Auf eine Kleine Anfrage der LINKEN zum Thema „Sicherung der Mittel für die Stiftung für HIV-infizierte Bluter“ (Bundestagsdrucksache 18/11121) gab die Bundesregierung in ihrer Antwort zu, dass es bislang neben den im Bundeshaushalt 2017 bereitgestellten 2 Mio. Euro aus Steuermitteln lediglich eine Zusage über weitere 2 Mio. Euro für 2018 von der Pharmaindustrie vorliegt. Auf eine weitere Kleine Anfrage der LINKEN von September 2016 (siehe Bundestagsdrucksache 18/9776) hatte die Bundesregierung betont, dass ein Inflationsausgleich nicht vorgesehen sei.

Zu b) Embryonen-schädigendes Medikament hunderttausendfach verschrieben

Dass Valproinsäure-haltige Medikamente Embryonen sehr schwer schädigen können oder auch Totgeburten hervorrufen, ist schon länger bekannt. Dennoch erhalten weiterhin viele Schwangere Valproin trotz Behandlungsalternativen verordnet. In Frankreich gab es Untersuchungen, um die Zahl an Fehl- und Totgeburten festzustellen und die Frauen bzw. deren Kinder zu entschädigen. Zudem wurde dort ein Entschädigungsfonds eingerichet.

Auch in Deutschland wird das gefährliche Medikament eine viertel Million Mal für Frauen im gebärfähigen Alter verschrieben. Doch in der Antwort auf eine Kleine Anfrage von Kathrin Vogler und der Linksfaktion versucht die Bundesregierung, das Ausmaß dieses Skandals klein zu reden.

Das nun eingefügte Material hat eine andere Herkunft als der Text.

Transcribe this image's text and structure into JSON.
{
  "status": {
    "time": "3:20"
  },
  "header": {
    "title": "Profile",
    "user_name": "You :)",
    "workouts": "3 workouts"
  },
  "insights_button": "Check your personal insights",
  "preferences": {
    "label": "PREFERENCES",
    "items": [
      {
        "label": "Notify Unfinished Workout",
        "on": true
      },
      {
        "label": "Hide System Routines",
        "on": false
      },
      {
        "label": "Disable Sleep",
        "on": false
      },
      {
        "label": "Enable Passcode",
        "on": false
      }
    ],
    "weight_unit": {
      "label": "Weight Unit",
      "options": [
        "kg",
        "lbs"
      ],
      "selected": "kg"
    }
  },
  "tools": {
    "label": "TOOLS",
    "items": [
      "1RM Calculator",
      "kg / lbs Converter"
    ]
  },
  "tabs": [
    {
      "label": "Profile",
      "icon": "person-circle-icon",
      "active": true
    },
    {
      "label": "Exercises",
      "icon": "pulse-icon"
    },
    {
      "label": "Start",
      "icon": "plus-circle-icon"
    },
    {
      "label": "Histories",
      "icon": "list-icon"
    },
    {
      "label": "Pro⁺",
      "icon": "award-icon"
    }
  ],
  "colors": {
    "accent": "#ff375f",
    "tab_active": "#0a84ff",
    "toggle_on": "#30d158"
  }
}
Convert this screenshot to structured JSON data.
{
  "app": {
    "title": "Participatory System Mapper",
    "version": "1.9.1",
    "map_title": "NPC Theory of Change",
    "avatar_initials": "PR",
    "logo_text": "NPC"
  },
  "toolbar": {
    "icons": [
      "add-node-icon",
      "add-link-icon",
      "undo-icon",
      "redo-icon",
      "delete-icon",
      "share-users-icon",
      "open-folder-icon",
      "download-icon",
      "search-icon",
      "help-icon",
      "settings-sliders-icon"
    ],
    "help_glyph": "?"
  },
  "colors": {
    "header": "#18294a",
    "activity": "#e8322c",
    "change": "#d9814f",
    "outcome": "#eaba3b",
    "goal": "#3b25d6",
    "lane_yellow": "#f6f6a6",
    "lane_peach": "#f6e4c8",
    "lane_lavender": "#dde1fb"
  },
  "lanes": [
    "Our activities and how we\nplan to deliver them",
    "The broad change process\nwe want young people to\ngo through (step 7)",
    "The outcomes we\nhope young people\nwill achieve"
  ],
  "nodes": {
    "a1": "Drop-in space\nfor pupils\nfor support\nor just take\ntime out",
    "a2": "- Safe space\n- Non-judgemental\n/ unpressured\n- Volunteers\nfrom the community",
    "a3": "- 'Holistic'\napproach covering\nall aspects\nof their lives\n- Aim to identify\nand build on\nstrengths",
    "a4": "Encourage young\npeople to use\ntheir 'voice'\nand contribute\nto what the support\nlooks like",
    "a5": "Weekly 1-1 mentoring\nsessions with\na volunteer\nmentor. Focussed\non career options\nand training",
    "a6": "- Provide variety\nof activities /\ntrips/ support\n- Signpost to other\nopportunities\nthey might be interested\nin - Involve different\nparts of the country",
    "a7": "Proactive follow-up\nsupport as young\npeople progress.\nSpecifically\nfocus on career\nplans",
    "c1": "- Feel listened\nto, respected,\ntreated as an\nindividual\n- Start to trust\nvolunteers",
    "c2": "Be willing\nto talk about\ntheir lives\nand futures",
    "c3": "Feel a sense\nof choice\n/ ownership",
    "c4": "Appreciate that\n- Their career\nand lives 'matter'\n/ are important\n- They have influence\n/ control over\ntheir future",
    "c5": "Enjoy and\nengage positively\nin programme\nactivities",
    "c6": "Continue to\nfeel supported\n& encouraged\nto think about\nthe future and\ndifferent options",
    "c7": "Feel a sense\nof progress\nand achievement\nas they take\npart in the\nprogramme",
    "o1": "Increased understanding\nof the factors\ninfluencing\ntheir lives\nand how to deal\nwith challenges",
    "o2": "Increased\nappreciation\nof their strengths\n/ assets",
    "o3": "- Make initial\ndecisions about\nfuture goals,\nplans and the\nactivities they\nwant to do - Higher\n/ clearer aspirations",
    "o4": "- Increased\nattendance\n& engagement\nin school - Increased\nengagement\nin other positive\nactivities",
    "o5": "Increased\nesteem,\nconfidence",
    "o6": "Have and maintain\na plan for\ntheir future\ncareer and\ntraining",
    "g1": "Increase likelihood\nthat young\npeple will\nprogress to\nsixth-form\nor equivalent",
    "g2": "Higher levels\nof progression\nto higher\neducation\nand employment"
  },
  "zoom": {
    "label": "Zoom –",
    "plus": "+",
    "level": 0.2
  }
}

Kathrin Vogler beklagt, dass es – anders als in Frankreich – in Deutschland keine eigenen Untersuchungen gibt, wie viele Kinder in Deutschland geschädigt wurden: „Auch wenn der Fall hierzulande etwas anders liegt als in Frankreich, tut Aufklärung trotzdem oder gerade deshalb dringend not. Ich fordere die Bundesregierung auf, umfassend das Ausmaß der Schädigungen zu untersuchen und zu überprüfen, ob die Behörden genug getan haben, Fehl- und Totgeburten durch Valproat zu verhindern.“

Zudem darf es nicht sein, dass die Bundesregierung auf Fragen zu möglichen Entschädigungsleistungen den Betroffenen nicht helfen will, sondern stattdessen lediglich darauf verweist, dass die Frage der Geltendmachung von Ansprüchen eine Frage des Einzelfalls sei, die ggf. gerichtlich geklärt werden müsse. Es gäbe durchaus Möglichkeiten für die Bundesregierung, schnellere und unbürokratischere Hilfe anzubieten. Doch das ist von Seiten des Bundesgesundheitsministeriums nicht gewollt.